I know as the chair of our Young Leadership and one of the younger members of our board, I’m supposed to be the face of optimism – but in the spirit of our value of forthrightness, I want to say that even in times when we can’t make a difference for the better, we can make a difference for the worse.  There is no status quo in this conflict: accepting the way things are because it feels like it’s not in our control to improve them, doesn’t mean that things stay the same – it contributes to a continued downward spiral and a narrowing of the window of opportunity.   

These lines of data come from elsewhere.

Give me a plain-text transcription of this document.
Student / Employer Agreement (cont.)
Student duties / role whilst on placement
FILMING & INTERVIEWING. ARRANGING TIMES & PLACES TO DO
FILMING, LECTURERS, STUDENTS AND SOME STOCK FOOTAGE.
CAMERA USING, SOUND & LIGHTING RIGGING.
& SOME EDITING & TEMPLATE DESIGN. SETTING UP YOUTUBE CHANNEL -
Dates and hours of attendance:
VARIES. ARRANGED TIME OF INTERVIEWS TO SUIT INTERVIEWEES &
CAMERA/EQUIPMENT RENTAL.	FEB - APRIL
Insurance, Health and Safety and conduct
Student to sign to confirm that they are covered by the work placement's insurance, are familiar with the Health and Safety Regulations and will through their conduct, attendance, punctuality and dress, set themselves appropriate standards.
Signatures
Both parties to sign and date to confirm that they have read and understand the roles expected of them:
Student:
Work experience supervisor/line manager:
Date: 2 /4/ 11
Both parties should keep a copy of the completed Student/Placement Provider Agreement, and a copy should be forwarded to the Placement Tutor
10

It’s a lot more satisfying to work on this issue when we feel it’s in our grasp to make it to the finish line – when we can talk about treaties, and handshakes, and coexistence, when we can experience the instant gratification of momentum and progress.  And it takes a lot more grit and stamina to stay in this work when it is really just about not letting things get worse. There’s very little glory in that. That’s the moment we’re in. 

I’ve used my professional skills to lead several consulting processes with my fellow board members, and it’s probably a good thing they didn’t charge me with tackling our branding. If they had, I might have suggested IPF change its tagline from “For a Jewish, Democratic, Secure Israel” to “Let’s just not make things worse!

Generations before us have done the unimaginable. They have worked toward a dream through many moments where the establishment of a Jewish state surely felt even more elusive to them than peace does to us today.  Their perseverance brought us the miracle that is Israel. So let me share with you what keeps me up at night. It’s the possibility that we can be the generation that closes the door on the only viable path to the full realization of this dream – the dream of a secure, Jewish and democratic state, one that all Jews can be proud to call home. This work of keeping the door open for the two-state solution – of not letting it close, of opposing the forces that are diminishing the prospects for peace – doesn’t always feel satisfying. It can feel like a slug.  It’s often thankless, but I am thankful that Israel Policy Forum and so many people in this room are committed to it. We are making a difference. This is the vital work we all need to double down on: keeping the door open, so that when the time comes – whether it is us or our children – we can walk through it. Thank you.